Felitia, Vitreus ed Edurne con la sua compagna salutarono Drakos e gli altri compari, che se ne andavano in direzione opposta, e si avviarono in silenzio verso il loro quartiere.

Svoltarono in un vicolo.

Un uomo giaceva in un lago di sangue con la gola aperta, una torcia per terra accanto al corpo. Alcuni Dosthan stavano addosso a due malcapitati, un ragazzo e una ragazza. Li avevano rovesciati a terra, un barbaro teneva fermo il giovane mentre un altro gli tirava dei pugni in faccia, altri stavano strappando via il vestito della fanciulla. Due poi si stavano tirando giù le brache, ognuno vicino a una delle vittime. I gladiatori rimasero pietrificati a quella vista, poi l’amica di Edurne si portò le mani al viso e cacciò uno strillo. I barbari si girarono.

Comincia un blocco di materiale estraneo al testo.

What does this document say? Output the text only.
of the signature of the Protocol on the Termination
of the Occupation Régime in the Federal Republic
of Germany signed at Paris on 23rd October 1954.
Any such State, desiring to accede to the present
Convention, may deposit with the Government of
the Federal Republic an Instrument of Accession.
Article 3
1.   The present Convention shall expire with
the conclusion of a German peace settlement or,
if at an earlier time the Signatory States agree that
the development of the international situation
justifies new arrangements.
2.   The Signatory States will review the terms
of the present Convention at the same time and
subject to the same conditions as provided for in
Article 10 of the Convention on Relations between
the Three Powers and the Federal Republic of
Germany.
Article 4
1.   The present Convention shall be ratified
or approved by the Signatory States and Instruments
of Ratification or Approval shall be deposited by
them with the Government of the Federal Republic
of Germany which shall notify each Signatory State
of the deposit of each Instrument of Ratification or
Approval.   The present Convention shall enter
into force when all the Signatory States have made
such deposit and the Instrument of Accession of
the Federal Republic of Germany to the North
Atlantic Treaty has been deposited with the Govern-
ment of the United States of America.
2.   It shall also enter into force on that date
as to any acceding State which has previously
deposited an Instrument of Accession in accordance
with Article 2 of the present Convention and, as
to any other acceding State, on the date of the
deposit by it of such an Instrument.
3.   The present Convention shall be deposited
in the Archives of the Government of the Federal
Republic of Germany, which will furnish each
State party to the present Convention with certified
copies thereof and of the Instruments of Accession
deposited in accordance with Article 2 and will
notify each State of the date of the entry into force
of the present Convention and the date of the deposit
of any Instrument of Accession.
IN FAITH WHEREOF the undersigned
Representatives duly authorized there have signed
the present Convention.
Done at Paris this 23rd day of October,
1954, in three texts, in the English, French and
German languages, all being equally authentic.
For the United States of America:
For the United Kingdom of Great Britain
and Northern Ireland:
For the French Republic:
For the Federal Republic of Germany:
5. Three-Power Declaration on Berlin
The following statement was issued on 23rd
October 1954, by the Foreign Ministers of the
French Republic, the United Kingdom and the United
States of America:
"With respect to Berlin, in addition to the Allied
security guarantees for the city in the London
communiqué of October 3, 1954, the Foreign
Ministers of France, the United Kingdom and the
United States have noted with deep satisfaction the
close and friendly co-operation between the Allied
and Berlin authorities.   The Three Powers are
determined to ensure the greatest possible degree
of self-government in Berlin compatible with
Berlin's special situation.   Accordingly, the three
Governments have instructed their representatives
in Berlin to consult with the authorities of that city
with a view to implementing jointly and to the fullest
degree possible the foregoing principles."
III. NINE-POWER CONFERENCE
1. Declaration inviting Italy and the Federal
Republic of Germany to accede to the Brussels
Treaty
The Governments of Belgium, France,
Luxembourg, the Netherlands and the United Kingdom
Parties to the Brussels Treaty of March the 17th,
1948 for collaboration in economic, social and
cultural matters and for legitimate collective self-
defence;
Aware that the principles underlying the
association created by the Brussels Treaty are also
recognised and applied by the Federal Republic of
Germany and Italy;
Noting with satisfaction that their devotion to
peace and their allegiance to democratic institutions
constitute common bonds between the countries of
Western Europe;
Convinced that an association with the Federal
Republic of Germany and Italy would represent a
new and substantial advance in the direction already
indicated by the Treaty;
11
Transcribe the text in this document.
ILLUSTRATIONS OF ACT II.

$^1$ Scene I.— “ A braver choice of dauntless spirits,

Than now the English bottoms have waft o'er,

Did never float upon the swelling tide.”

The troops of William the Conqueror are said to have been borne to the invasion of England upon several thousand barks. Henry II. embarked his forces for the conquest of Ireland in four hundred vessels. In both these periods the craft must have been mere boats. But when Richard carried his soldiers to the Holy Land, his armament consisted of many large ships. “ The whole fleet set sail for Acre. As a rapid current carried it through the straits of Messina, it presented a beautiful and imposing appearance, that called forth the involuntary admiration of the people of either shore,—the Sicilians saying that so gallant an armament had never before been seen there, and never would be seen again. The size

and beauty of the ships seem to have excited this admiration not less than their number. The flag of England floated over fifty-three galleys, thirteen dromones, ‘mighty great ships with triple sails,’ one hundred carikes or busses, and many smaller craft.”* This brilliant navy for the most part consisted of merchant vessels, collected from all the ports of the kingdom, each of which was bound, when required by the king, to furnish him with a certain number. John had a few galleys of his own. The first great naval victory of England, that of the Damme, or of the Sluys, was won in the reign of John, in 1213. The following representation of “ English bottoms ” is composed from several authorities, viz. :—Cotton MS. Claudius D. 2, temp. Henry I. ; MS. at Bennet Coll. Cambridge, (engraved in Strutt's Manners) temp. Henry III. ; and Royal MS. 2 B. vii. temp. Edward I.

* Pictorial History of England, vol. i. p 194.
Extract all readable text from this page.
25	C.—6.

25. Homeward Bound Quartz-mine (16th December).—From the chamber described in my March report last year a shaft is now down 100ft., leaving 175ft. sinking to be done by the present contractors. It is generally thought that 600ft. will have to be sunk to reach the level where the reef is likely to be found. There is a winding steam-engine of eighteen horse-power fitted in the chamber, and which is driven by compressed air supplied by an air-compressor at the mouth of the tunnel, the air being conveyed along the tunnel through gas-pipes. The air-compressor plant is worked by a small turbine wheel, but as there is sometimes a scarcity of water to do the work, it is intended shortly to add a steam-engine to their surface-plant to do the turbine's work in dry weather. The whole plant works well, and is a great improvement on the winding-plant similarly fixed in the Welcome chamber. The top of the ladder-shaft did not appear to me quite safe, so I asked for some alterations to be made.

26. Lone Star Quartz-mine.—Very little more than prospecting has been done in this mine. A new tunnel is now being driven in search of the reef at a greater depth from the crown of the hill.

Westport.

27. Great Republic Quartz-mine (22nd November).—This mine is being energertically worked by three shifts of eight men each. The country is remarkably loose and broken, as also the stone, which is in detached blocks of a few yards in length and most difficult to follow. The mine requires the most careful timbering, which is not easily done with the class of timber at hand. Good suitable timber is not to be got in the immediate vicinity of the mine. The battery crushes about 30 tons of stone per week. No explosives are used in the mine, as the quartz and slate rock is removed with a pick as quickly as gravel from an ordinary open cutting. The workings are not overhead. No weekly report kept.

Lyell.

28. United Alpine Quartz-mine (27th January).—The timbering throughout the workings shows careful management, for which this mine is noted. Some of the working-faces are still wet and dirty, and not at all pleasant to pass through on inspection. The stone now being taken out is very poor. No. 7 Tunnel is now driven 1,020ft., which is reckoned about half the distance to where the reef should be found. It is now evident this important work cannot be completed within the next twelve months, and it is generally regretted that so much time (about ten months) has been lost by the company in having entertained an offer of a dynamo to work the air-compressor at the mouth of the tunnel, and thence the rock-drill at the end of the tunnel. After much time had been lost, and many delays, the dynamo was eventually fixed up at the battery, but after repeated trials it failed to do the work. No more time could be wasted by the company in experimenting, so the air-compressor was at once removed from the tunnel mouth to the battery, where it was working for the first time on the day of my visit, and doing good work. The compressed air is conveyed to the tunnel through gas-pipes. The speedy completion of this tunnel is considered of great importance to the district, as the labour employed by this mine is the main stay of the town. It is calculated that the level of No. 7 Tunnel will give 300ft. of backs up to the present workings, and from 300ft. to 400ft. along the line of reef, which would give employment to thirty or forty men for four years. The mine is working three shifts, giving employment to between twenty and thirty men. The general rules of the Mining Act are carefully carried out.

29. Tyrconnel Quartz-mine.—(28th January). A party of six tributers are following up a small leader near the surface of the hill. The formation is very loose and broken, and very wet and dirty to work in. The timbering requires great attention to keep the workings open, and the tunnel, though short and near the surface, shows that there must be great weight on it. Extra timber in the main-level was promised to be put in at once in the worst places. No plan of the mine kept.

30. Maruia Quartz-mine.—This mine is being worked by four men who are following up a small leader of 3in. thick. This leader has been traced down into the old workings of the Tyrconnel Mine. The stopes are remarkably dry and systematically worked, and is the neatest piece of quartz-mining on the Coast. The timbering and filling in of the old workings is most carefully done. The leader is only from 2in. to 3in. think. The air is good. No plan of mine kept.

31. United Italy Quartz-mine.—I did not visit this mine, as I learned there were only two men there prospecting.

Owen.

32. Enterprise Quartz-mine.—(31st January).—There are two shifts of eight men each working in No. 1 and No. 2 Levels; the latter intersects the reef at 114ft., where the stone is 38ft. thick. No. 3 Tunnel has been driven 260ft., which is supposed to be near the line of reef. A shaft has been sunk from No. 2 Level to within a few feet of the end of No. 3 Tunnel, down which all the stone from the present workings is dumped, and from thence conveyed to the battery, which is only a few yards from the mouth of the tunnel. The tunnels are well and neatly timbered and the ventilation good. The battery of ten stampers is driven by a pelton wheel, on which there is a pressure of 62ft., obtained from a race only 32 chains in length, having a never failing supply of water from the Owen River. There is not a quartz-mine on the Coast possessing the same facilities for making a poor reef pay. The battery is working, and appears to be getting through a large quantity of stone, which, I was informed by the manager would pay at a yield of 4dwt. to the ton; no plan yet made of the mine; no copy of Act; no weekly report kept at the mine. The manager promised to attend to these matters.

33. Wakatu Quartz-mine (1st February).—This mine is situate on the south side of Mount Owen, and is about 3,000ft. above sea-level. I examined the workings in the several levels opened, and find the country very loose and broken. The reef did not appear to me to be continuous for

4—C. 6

“Andate, se non volete fare la stessa fine!” gridò quello che pareva il capobranco, in un Mitoien stentato dal forte accento straniero.

Edurne, Vitreus e Felitia si guardarono fra loro.

“Eh, no…” sussurrò Edurne, ed estrasse il pugnale. La sua ragazza la guardò terrorizzata e fece tre passi indietro. Invece Felitia la imitò e sguainò la sica. Era la stessa che usava nell’arena, la conosceva meglio del suo stesso corpo. Vitreus sospirò e alzò i pugni.

“Non ci credo!” gli disse Edurne, scandalizzata “Come puoi andartene in giro così nudo? Nemmeno un coltellino?”

“Ho solo questi.” rispose lui, agitando le mani enormi serrate come magli.

“Fatteli bastare, allora.” sibilò Felitia.